LEMBAGA Studi Pembangunan Daerah (LSPD) Priangan Timur (Priatim) berperan aktif melakukan riset dan monitoring pembangunan yang dibiayai oleh pemerintah dan bank asing. Salah satunya mengkaji kualitas pembangunan Rumah Sakit Singaparna Medika Citrautama (RS SMC).
Ketua LSPD Priatim Yudi Kurnia SH MH menyebutkan bahwa kualitas pembagunan RS SMC untuk ruang rawat inap baru dijadikan proyek terbaik dan percontohan dari semua pembangunan di bidang perkantoran dan rumah sakit se-Priatim. Di mana hampir semua rumah sakit kabupaten/kota se-Priatim mendapatkan bantuan yang sama. “Ini terbaik dari sisi perencanaan, konstruksi bangunan, pelaksanaan pekerjaan atau konstruksi bangunan yang sudah jadi serta proses lelang dan administrasinya,” ujarnya kepada
Radar , kemarin (24/2).
Bahkan pembangunan RS SMC ini lebih bagus dibandingkan dengan proyek RS di daerah lain yang anggarannya lebih besar.
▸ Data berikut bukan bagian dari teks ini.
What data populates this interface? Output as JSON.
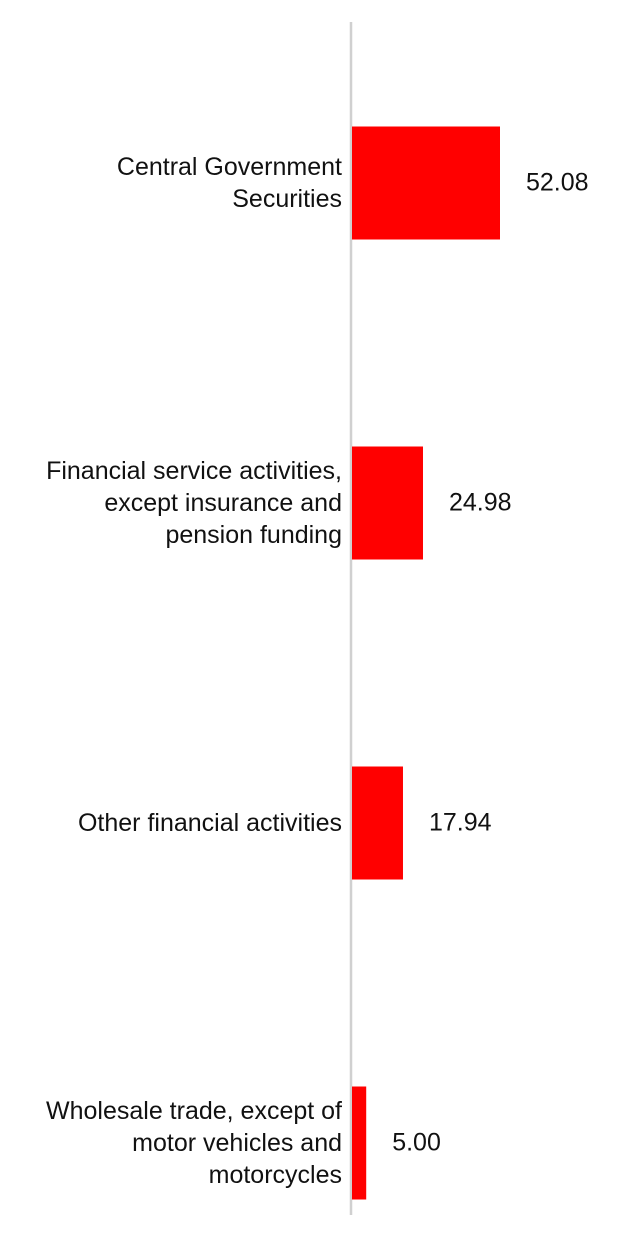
{
  "chart_data": {
    "type": "barh",
    "categories": [
      "Central Government Securities",
      "Financial service activities, except insurance and pension funding",
      "Other financial activities",
      "Wholesale trade, except of motor vehicles and motorcycles"
    ],
    "values": [
      52.08,
      24.98,
      17.94,
      5.0
    ],
    "value_labels": [
      "52.08",
      "24.98",
      "17.94",
      "5.00"
    ],
    "color": "#ff0000"
  }
}
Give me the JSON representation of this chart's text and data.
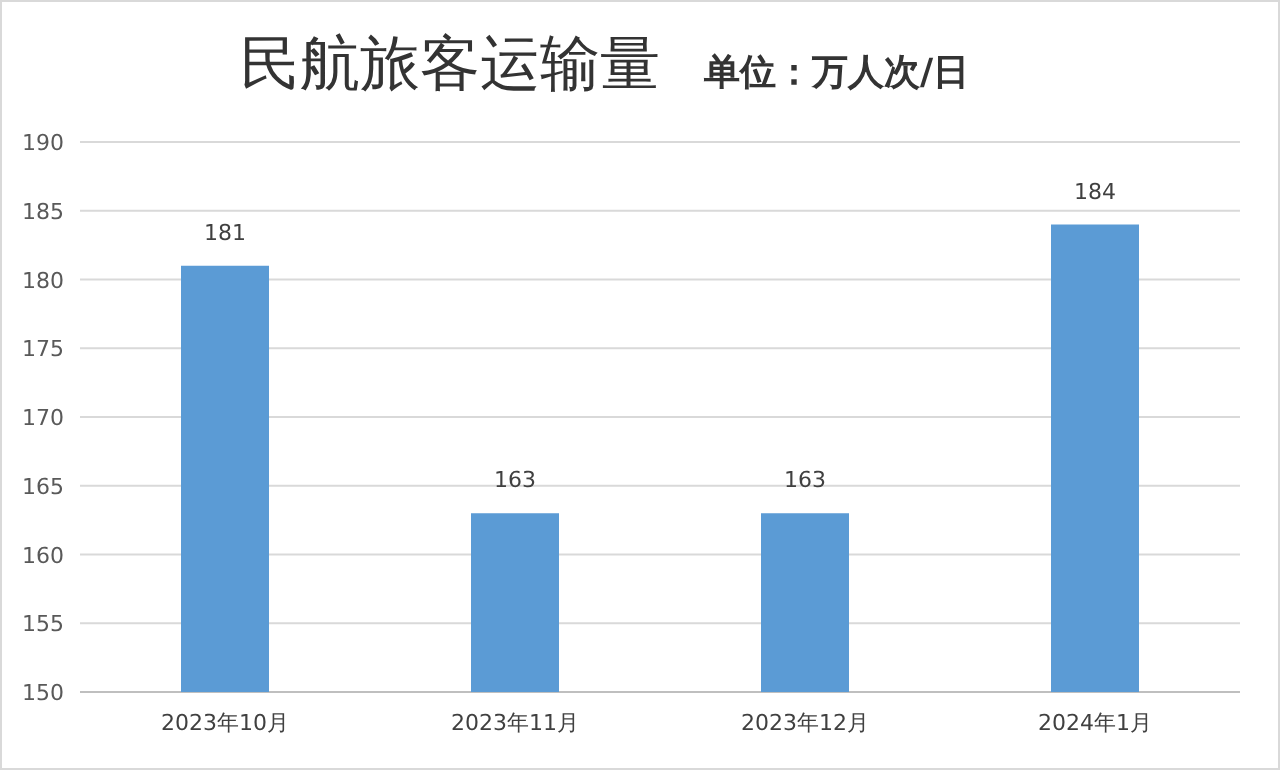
{
  "chart_data": {
    "type": "bar",
    "title": "民航旅客运输量",
    "subtitle": "单位：万人次/日",
    "categories": [
      "2023年10月",
      "2023年11月",
      "2023年12月",
      "2024年1月"
    ],
    "values": [
      181,
      163,
      163,
      184
    ],
    "color": "#5b9bd5",
    "ylim": [
      150,
      190
    ],
    "yticks": [
      150,
      155,
      160,
      165,
      170,
      175,
      180,
      185,
      190
    ],
    "grid": "y",
    "data_labels": true
  }
}
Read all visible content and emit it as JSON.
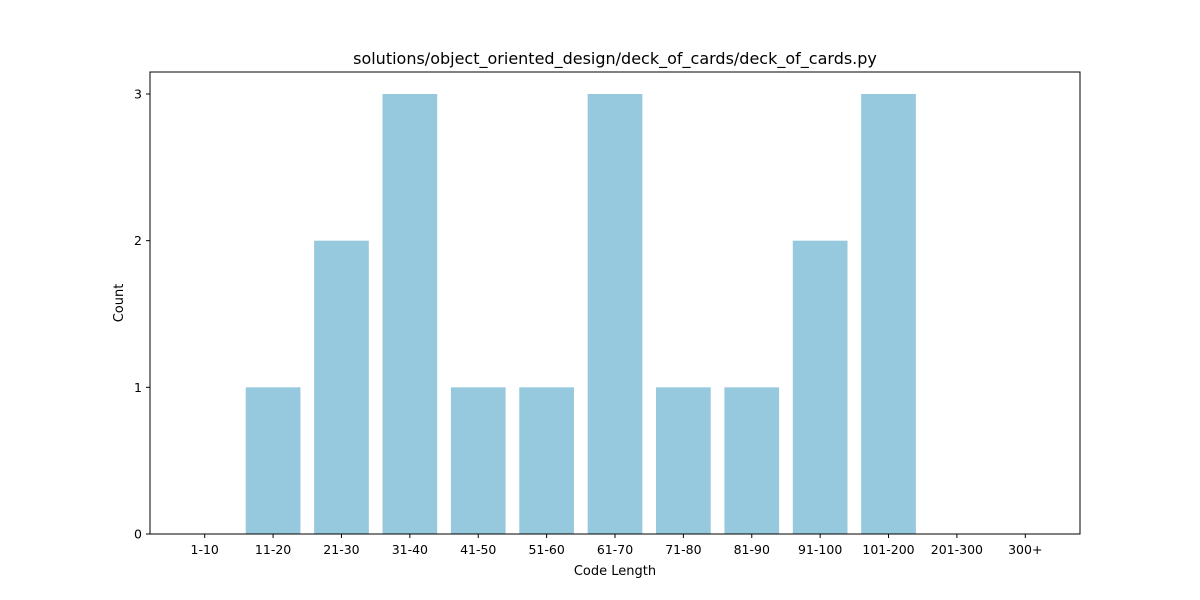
{
  "chart_data": {
    "type": "bar",
    "title": "solutions/object_oriented_design/deck_of_cards/deck_of_cards.py",
    "xlabel": "Code Length",
    "ylabel": "Count",
    "categories": [
      "1-10",
      "11-20",
      "21-30",
      "31-40",
      "41-50",
      "51-60",
      "61-70",
      "71-80",
      "81-90",
      "91-100",
      "101-200",
      "201-300",
      "300+"
    ],
    "values": [
      0,
      1,
      2,
      3,
      1,
      1,
      3,
      1,
      1,
      2,
      3,
      0,
      0
    ],
    "ylim": [
      0,
      3.15
    ],
    "yticks": [
      0,
      1,
      2,
      3
    ],
    "bar_color": "#96c9dd",
    "grid": false,
    "legend": "none"
  }
}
Aktivis senior Tasikmalaya Agustiana menyatakan LSPD Priatim punya kredibilitas dalam menilai pembangunan. Sehingga penilaian pembangunan ruang rawat inap RS SMC yang berkualitas itu bisa dipertanggungjawabkan.
Hasil bangunan berkualitas ini, kata dia, tidak terlepas dari peran kepala daerah dan instansi terkait yang tidak terlalu mengintervensi para pemborong atau pengusaha. Sehingga para pengusaha pun mampu memenuhi persyaratan pembangunan RS berkualitas tinggi.
Misalnya, biasanya lelang proyek rumah sakit itu tidak mensyaratkan adanya sertifikat ISO bagi pengusaha. Namun, dalam proyek RS SMC, sertifikat ISO ini menjadi syarat utama. Sehingga pengusaha yang memenangi tender itu berkualitas. “Bahkan di rumah sakit tetangga juga tidak ada syarat ISO dan terkesan intervensi,” katanya.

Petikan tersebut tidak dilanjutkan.